Summary and Analysis
Section XII: Judiciary:
Federalist No. 81 (Hamilton)
Summary
Under the proposed constitution, judicial power was to be vested "in one supreme court, and in such inferior courts as the congress may from time to time ordain and establish."
All agreed on the necessity of one supreme court with final jurisdiction, but some took the view that it should not constitute a separate branch of government. Rather, it should be a branch of the legislature since it would be "construing" laws. In Britain, for example, the court of last resort was the House of Lords, a legislative body, a feature that had been imitated in the constitutions of a number of states.
On this point Hamilton replied that members of the legislature were not chosen primarily for their qualifications to sit as judges, and were always subject to party divisions, so that the "pestilential breath of faction may poison the fountains of justice."
As to the power of instituting inferior federal courts, this would enable the national government to authorize in every state or sizeable district a tribunal competent to deal with matters of national jurisdiction. The inferior federal courts would be a screen, as it were, to keep all cases involving federal law from going directly to the Supreme Court. Many cases could be satisfactorily adjudicated in the lower courts.
Some were asking why the same purpose could not be accomplished by using already established state courts, without elaborating federal machinery. Hamilton admitted that there were several different answers to this.
State courts, of course, should be allowed the utmost latitude in the field of their jurisdiction.
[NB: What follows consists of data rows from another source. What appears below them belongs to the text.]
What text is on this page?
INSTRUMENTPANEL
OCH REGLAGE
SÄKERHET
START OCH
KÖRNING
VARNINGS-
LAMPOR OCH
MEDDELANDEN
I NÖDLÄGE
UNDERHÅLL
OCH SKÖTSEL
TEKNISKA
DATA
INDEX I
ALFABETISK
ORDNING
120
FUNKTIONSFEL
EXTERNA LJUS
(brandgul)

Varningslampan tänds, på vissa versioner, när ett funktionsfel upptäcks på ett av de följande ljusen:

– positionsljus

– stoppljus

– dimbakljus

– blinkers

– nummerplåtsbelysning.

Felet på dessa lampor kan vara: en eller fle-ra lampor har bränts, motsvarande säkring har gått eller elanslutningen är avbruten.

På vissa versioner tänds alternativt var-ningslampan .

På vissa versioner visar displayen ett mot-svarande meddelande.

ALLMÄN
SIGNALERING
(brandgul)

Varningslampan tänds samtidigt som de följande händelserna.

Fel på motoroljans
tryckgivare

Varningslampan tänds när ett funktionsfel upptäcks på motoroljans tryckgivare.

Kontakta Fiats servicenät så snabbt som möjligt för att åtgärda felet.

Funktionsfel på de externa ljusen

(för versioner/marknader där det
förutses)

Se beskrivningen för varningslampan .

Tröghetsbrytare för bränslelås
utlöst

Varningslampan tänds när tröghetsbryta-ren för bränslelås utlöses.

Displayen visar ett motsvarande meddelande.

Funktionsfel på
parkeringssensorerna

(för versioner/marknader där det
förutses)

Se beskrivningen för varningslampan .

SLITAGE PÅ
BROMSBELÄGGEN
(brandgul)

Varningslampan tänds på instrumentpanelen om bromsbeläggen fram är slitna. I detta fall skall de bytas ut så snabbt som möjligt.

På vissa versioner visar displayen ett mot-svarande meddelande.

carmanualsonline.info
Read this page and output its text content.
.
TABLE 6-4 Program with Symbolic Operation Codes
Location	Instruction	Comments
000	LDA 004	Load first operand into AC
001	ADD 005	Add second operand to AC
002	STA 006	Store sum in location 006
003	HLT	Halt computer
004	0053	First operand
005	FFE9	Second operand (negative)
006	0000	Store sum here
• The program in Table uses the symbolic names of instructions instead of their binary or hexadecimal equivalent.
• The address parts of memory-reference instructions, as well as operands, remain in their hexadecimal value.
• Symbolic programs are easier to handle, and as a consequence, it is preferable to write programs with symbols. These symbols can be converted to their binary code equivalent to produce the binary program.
But they were not competent to sit in judgment on national laws and interpretations of the Constitution. Their decisions might often have a state bias. But the Constitution would not trample on the rights and powers of state courts, or county courts, within the limits of their jurisdiction.
Analysis
Hamilton made a convincing argument here against the objection that there should be no inferior federal courts, on the grounds that this would undermine and usurp the authority of state courts. Why not let state courts handle federal questions arising within their jurisdictions? Because, said Hamilton, state courts would be likely to be state-biased or regionally oriented in judging national issues.